Dive Brief:
- After three enterprising students "screen-scraped" Brigham Young University's registration pages and built a more user-friendly site, university officials decided to create a single streamlined application programming interface (API) to make it easier for app developers, including students, to connect to systems on campus, Campus Technology reports.
- Though many students used the aforementioned improvement over BYU's own registration system to create their class schedules, they still had to go to the institution's system to actually register for the courses — but the API will make it easier for students or other app developers to build out solutions that can be easily implemented.
- While the university already had a wide variety of web services available, enterprise architect Phil Windley told Campus Technology that a person developing an app might have had to work with 25 individual APIs, each with several identifiers and data formats.
Dive Insight:
By standardizing a single API, BYU is making it easier for developers to meet multiple needs with a single solution. But most importantly, it's creating a more encouraging environment for student innovation.

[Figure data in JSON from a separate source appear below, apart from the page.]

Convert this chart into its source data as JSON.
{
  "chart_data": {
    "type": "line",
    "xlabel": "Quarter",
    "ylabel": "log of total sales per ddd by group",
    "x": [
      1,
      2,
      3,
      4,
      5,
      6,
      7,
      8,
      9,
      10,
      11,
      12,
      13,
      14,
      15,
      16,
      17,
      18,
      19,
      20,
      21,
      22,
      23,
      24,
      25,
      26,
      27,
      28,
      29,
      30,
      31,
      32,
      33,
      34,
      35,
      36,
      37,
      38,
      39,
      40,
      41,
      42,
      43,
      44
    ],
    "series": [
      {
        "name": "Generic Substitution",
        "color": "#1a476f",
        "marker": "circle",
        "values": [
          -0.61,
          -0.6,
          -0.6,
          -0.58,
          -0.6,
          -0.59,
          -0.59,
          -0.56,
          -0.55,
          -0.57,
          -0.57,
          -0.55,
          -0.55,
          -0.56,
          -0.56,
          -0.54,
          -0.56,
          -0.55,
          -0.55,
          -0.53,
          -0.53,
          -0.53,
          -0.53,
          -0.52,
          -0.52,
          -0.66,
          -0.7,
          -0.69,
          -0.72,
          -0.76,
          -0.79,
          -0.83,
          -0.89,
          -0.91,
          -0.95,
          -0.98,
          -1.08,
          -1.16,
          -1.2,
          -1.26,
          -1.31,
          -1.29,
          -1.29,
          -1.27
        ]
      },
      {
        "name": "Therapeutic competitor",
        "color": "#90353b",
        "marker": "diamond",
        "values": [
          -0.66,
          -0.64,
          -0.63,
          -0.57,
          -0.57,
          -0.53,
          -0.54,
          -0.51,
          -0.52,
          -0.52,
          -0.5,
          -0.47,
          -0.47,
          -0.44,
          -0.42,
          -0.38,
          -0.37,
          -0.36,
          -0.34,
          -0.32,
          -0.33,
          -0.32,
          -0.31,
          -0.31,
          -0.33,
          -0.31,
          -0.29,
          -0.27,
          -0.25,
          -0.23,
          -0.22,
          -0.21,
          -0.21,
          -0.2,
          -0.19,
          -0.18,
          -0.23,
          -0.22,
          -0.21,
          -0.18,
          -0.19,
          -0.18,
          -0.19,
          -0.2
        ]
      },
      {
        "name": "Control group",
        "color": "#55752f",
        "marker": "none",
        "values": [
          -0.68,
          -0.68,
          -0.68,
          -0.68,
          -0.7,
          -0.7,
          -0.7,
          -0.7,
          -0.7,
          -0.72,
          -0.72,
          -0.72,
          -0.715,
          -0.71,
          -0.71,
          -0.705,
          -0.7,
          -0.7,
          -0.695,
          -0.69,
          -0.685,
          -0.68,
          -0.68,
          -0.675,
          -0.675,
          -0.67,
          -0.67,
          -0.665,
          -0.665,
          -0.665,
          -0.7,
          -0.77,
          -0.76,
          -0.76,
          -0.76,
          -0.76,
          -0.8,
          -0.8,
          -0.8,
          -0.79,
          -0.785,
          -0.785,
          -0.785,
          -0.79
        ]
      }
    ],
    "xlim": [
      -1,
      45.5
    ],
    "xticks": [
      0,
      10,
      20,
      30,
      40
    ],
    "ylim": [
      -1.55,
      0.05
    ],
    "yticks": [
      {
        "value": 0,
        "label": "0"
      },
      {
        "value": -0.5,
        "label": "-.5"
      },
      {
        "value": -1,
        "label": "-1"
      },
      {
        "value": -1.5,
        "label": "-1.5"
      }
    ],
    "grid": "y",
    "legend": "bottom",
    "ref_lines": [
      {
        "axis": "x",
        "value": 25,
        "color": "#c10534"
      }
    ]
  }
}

If students are able to map out a better way to carry out a process, like registration, and they're willing to build it out, the university benefits on several levels. Those students, for example, come away with a STEM accolade they can tout when entering the workforce, and the institution has a scenario it can point to reinforcing the notion that it provides students with the opportunity to innovate and encourages them to do so. As an added bonus, it also saves money that might otherwise have been spent on a vendor-developed app.
With colleges and universities continuing to cope with budget austerity and increasing competition over students, opportunities like this can't be overlooked.